Et comment eux contactent-ils les acheteurs potentiels ? « À travers des expositions. Celle qui se tiendra à partir du 11 février à La Reine Blanche, bien sûr, mais nous faisons aussi des expositions à l’occasion d’évènements privés. Et puis nous aimerions sortir un beau livre pour Noël !» Ce serait un sacré cadeau, c’est sûr.
AiR naît officiellement en septembre 2017. Elle rejoint rapidement un incubateur, celui de la Communauté d’universités PSL (Paris Sciences et Lettres, NDLR). « On y partage des locaux. On peut aussi y interagir avec d’autres jeunes entrepreneurs », se félicite Alexandre. Aujourd’hui, AiR compte 13 chercheurs-artistes, et une soixantaine de photographies dans son portfolio. Physique, chimie, biologie, mathématiques aussi. Le message scientifique qui accompagne la photo compte autant que sa qualité esthétique. « C’est tout le but du projet ! Certains nous disent qu’on les a réconciliés avec la science !» s’exclame Alexandre. « Oui, la plupart des gens détestaient les maths et la physique, à l’école. Ce sont des matières réputées difficiles, et qui font peur », ajoute Michael. « On essaie de changer l’image de la science… par l’image. On aimerait aussi pouvoir toucher les enfants, leur montrer que la science est belle.»

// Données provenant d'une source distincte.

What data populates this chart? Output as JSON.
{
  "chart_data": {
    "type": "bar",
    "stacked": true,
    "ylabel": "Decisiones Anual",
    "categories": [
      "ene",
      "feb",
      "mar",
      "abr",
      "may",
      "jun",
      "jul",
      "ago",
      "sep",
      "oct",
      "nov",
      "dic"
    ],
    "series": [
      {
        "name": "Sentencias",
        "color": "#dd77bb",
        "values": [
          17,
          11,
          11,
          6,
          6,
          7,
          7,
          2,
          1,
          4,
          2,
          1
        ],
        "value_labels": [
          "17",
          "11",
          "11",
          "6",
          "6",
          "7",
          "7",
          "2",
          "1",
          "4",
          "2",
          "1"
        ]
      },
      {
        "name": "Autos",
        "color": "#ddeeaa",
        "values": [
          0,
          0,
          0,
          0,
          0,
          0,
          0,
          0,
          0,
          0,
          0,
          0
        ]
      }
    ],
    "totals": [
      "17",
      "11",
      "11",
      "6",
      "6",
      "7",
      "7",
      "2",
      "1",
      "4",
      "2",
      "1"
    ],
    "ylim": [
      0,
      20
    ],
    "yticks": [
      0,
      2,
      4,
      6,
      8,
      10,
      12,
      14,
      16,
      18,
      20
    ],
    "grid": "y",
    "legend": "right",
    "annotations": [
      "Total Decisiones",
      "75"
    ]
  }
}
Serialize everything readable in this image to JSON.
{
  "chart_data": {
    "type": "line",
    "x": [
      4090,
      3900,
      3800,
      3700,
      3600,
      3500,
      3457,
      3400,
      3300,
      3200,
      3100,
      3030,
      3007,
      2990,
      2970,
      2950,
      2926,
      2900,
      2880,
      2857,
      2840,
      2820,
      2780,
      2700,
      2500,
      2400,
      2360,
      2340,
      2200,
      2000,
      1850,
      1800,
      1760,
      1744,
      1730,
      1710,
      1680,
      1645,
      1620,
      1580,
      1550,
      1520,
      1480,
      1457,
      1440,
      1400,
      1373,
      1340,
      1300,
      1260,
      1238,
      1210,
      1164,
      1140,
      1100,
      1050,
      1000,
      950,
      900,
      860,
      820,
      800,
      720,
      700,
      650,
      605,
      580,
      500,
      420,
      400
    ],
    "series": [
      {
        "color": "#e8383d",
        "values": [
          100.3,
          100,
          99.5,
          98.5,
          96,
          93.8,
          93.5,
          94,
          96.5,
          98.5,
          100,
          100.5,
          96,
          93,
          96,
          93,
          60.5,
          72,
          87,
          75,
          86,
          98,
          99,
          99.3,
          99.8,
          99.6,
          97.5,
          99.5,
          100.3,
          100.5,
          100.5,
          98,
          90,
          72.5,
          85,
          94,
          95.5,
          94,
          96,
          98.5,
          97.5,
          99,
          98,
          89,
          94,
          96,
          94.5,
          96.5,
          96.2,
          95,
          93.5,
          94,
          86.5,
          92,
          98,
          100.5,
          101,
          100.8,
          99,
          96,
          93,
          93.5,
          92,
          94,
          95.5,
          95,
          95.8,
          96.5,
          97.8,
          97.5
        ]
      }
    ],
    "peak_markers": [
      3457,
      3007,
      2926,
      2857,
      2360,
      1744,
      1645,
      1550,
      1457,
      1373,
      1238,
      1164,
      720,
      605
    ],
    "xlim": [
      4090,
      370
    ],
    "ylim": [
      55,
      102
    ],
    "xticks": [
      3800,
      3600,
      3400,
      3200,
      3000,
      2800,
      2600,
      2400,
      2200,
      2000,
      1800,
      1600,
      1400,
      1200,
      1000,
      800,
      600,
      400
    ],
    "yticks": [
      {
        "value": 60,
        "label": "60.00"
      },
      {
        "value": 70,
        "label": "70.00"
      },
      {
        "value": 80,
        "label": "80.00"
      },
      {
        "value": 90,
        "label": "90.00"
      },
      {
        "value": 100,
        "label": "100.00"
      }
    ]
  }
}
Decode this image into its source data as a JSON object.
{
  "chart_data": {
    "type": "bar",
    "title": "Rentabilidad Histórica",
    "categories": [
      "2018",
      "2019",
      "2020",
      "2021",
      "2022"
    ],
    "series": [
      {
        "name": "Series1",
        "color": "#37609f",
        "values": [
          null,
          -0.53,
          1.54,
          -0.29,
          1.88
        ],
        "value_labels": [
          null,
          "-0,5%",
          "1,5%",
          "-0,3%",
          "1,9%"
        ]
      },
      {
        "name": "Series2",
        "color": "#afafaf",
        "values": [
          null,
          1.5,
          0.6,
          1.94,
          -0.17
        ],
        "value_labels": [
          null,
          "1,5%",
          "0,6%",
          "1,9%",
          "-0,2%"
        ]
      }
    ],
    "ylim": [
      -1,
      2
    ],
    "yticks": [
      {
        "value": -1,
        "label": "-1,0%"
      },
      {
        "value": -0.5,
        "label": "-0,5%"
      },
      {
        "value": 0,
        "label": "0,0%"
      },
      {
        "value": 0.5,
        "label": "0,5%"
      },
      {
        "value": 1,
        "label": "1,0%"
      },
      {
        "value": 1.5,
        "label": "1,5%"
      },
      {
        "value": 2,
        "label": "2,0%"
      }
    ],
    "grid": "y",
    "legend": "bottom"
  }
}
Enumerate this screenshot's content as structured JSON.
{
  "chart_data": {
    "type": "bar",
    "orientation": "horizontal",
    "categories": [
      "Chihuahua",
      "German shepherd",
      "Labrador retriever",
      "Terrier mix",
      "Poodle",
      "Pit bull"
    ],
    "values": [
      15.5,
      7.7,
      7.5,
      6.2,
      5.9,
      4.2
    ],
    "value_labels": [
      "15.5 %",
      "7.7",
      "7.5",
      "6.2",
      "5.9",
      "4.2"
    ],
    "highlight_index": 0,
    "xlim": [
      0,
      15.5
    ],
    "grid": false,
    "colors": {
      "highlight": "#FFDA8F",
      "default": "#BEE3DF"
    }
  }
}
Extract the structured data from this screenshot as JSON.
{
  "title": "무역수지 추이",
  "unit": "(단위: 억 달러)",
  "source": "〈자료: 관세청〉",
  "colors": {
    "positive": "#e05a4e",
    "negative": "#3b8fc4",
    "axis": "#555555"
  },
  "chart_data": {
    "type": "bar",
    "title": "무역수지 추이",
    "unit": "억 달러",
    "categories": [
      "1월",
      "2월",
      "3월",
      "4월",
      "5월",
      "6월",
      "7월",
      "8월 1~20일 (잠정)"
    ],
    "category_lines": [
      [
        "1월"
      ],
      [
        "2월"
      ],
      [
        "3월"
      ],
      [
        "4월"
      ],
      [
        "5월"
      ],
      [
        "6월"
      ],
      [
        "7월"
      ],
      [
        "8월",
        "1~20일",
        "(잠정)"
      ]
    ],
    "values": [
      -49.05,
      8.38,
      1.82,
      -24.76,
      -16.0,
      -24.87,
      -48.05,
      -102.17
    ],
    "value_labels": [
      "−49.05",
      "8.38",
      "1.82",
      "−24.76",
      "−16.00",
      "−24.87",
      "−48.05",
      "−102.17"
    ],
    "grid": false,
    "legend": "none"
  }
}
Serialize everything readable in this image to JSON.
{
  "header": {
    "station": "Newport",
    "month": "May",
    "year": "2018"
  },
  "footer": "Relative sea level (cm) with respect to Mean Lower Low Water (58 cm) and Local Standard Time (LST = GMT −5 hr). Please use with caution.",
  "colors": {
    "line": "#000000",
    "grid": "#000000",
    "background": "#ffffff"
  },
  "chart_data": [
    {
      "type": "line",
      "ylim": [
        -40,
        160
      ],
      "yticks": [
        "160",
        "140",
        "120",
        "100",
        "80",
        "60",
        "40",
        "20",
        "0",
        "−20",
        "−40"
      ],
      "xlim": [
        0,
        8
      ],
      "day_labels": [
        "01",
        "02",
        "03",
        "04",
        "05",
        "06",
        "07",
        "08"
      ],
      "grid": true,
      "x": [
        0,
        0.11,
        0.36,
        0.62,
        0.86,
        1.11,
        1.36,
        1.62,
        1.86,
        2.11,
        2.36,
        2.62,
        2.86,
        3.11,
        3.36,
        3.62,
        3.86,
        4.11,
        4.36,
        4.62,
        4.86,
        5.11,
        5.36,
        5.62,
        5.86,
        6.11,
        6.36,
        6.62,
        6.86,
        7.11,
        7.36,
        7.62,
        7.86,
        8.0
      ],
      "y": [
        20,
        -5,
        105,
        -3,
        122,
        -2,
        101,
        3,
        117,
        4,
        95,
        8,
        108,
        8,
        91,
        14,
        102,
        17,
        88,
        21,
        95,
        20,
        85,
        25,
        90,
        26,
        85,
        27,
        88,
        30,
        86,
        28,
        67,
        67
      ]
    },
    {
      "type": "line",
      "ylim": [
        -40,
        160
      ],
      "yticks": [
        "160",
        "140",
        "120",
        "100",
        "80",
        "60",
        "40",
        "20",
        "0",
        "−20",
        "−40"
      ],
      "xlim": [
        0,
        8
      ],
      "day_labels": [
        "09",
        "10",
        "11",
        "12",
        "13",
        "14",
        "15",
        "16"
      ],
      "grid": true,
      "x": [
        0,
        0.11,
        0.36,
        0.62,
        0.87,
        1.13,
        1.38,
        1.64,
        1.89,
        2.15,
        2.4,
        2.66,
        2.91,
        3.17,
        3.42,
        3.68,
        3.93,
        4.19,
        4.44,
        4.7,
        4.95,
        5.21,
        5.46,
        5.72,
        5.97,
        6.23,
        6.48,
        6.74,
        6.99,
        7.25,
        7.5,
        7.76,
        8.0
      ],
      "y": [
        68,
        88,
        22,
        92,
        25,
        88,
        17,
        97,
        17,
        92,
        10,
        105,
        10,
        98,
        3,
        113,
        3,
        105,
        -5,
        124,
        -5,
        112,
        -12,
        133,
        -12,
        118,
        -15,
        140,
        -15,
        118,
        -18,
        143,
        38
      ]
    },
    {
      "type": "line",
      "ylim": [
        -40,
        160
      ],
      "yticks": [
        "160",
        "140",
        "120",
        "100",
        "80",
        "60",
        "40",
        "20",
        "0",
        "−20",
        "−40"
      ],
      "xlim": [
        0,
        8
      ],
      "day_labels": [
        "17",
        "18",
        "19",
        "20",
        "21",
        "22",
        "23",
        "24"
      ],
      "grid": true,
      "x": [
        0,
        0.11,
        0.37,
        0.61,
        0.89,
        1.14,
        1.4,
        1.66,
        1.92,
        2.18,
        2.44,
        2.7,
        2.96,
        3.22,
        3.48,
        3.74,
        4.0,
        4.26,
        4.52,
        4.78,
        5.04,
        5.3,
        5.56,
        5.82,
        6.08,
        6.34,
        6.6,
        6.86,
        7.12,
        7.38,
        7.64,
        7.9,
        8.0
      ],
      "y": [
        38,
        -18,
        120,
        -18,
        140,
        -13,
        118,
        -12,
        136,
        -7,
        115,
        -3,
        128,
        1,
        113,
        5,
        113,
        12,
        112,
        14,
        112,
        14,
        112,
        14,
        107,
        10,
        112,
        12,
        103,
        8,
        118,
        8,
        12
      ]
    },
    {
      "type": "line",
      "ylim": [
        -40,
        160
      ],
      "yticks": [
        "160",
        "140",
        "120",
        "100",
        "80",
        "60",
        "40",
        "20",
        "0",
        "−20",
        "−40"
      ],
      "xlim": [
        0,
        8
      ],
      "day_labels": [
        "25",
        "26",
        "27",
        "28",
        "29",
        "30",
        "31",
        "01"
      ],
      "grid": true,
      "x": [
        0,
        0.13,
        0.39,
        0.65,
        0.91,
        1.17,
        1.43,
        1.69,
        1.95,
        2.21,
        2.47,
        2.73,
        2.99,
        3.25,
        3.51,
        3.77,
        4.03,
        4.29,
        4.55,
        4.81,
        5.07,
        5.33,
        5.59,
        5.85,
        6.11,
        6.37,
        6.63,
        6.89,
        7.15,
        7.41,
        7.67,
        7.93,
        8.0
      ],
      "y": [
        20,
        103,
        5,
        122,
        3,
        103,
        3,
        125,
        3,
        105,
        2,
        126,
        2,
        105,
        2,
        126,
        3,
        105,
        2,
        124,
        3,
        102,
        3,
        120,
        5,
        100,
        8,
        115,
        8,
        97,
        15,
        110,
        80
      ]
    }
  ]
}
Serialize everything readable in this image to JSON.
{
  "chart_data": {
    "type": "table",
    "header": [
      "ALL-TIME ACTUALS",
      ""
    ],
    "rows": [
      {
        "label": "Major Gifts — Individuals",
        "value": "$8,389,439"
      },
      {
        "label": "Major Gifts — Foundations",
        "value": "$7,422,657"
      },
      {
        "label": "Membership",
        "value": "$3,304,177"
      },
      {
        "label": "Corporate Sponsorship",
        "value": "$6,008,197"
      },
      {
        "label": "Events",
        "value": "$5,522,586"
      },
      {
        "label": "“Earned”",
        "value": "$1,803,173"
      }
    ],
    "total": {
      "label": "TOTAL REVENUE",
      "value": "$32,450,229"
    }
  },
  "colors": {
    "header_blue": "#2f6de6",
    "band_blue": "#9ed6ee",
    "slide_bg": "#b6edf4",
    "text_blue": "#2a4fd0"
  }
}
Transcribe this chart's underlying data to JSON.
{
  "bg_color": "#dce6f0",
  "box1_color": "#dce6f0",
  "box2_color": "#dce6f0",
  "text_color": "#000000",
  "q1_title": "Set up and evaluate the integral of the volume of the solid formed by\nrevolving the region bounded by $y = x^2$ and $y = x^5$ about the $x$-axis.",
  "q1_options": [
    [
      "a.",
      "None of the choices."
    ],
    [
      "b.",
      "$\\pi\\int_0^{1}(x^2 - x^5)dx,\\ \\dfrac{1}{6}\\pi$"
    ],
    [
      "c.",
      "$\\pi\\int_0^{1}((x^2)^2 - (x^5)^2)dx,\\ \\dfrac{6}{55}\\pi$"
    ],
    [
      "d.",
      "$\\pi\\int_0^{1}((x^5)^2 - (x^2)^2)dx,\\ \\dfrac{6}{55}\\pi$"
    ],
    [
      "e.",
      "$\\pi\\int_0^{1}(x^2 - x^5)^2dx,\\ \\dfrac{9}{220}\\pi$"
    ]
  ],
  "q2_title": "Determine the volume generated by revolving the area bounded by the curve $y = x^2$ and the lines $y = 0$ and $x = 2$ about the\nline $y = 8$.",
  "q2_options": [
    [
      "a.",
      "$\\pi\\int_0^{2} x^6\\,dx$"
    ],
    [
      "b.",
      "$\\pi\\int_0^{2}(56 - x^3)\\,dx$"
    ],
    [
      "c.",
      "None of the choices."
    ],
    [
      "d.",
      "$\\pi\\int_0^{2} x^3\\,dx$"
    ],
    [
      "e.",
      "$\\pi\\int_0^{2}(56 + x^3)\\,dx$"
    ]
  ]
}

Alexandre et Michael prennent ensemble toutes les décisions importantes. « Il faut s’entendre suffisamment bien pour pouvoir s’engueuler sans rien détruire de la relation d’amitié. » L’année qui vient sera déterminante pour AiR. On lui souhaite bon vent. Et de naviguer en pèr peinard très au-delà de la grand mare des canards.